Wednesday, February 24, 2010

Senderos de Alux Ecological Park

 
Photo by galasdeguatemala.com, used with authorization.
Continuing with some of the family outings from Guatemala City, today we start heading West, through the Pan American highway and for a while, according to my travel itinerary, we are not going back to Guatemala City.
On this route, the first place we are going to visit, is the ecological park Senderos de Alux (Alux Hill Trails), a 66 acre reserve of highland pine-oak forests in the  Department of Sacatepequez. The park contains natural interpretive trails, a very nice playground area, restaurant, and even a camping area. 
Probably due to its proximity, most of Guatemalans associate this area with the Municipality of Mixco, which is part of the Department of Guatemala. Geography aside, the reason why I decided to stop at this place is not just because it has become a popular outing from Guatemala City, but also because it is part of the Alux Mountain Range, another and larger (5,000 hectares) protected reserve.
The Senderos de Alux Ecological Park is co-managed by  the Municipality of San Lucas Sacatepequez and ARCAS, a non-profit organization, which since its inception believes that environmental education is one of the keys to addressing the causes of wildlife trafficking and other threats to Guatemala's natural resources.
The work this organization is doing in the park is quite remarkable. They have built interpretive trails, exhibitions, amphitheaters, temporary enclosures for rescued wildlife, and a small natural history museum, and as of today, the records indicate that they reach around 10,000 children per year through educational presentations on topics related to endangered species, environment and health, litter, migratory birds, and sea turtles.
As you may appreciate by the last two pictures above (from the ARCAS Website), ARCAS is rescuing wild life from traffickers and taking care of the animals until they are ready to go back to their habitat. We can and should help preserve nature and its creatures by not endorsing merchants that sell endangered species of any kind. 
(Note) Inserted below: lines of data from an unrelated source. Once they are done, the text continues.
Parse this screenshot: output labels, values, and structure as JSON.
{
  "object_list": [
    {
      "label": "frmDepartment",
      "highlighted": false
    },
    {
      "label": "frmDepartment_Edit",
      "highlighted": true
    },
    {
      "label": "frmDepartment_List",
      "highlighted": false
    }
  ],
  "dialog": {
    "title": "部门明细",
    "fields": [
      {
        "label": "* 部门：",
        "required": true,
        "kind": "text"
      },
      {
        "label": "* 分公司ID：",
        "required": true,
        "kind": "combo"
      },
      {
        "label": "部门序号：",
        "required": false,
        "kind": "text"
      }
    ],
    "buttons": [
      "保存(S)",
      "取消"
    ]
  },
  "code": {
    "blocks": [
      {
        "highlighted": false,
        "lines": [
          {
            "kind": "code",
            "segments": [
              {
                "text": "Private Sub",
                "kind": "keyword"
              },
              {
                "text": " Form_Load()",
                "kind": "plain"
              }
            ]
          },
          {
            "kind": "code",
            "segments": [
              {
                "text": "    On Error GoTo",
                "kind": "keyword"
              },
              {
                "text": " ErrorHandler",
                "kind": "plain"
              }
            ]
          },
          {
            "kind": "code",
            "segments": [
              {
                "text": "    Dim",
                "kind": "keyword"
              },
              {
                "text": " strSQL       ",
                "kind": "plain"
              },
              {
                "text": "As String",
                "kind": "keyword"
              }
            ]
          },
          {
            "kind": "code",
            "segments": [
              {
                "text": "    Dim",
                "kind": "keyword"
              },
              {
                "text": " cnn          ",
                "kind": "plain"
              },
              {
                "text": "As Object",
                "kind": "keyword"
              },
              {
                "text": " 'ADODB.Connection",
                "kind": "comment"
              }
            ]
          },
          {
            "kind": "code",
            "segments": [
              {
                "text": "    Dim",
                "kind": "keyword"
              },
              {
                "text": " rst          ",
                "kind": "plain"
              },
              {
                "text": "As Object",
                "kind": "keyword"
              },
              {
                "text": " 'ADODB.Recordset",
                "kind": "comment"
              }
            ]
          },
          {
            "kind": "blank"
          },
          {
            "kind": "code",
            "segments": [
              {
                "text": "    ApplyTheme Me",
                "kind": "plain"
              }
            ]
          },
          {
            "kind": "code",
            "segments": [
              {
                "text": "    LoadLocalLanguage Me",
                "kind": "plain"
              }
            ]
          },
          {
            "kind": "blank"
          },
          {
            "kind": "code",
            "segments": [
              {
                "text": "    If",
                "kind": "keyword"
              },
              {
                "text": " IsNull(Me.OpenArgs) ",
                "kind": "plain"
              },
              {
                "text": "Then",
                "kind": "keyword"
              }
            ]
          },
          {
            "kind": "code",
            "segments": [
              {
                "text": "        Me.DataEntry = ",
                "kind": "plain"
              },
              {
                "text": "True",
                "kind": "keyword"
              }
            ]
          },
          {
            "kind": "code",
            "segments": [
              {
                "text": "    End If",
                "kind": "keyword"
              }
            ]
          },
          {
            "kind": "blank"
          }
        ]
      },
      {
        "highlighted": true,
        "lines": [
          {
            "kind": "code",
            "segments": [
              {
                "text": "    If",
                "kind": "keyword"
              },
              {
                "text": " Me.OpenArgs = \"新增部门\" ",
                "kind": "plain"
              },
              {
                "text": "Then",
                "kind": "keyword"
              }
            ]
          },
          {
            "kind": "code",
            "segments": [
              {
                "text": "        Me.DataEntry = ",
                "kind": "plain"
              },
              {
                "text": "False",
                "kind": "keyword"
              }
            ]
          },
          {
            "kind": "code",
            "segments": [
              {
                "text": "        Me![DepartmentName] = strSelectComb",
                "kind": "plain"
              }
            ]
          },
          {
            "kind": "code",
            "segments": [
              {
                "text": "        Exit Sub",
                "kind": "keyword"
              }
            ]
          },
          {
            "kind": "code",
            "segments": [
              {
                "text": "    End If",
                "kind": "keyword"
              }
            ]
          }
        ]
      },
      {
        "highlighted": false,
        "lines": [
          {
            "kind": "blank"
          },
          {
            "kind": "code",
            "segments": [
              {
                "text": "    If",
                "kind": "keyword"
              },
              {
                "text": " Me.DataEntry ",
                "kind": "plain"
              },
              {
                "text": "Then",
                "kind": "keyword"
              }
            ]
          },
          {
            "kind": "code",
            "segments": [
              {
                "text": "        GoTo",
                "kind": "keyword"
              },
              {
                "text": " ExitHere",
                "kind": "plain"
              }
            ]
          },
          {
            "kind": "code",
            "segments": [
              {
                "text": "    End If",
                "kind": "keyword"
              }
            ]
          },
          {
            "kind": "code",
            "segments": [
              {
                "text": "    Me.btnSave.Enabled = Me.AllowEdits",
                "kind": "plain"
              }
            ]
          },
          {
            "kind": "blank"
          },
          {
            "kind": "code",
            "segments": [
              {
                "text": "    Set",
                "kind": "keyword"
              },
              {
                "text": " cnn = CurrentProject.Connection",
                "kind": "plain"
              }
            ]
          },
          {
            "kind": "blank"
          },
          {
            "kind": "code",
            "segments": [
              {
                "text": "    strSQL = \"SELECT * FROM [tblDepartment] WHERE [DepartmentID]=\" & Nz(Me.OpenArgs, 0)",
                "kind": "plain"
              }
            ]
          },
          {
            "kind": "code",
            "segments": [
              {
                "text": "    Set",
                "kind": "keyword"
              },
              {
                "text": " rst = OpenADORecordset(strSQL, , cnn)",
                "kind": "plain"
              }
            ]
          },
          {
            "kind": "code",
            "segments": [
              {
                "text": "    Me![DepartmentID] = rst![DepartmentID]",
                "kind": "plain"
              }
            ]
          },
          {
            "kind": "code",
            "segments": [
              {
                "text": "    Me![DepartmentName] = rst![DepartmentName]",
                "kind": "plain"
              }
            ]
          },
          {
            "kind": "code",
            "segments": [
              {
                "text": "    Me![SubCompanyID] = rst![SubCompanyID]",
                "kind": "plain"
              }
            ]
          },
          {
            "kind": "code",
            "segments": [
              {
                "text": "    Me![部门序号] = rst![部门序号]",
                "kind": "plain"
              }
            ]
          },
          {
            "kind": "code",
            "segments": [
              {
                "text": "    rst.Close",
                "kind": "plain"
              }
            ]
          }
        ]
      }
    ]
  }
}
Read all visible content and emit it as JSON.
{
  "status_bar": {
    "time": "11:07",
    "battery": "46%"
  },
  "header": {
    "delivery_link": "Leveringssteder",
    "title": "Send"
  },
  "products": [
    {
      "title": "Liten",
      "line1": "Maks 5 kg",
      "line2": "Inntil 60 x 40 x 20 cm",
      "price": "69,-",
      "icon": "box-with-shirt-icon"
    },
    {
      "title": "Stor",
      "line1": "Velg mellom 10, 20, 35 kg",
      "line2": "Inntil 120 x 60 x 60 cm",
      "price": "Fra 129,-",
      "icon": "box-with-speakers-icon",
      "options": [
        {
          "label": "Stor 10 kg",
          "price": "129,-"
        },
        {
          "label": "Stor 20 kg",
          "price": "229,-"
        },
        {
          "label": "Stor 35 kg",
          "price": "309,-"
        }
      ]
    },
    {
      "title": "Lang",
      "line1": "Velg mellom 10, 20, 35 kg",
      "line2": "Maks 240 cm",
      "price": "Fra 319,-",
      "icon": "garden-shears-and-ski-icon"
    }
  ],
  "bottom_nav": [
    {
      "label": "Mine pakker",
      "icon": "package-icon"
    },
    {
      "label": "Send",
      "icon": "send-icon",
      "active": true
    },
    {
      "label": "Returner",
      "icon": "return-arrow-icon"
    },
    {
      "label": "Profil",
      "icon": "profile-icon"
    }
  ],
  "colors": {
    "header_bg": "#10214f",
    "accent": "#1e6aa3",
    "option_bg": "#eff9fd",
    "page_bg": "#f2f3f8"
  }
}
In the same way, and since from now on we are going to places where people are literally struggling to  preserve their traditions, their culture, their ancient legacy, and their nature, my suggestion is to continue our journey with our minds and hearts wide open, enjoying and learning from what we are about to see, and respecting what we will encounter on our way. After all, we are only visitors. Thank you for sharing my concern.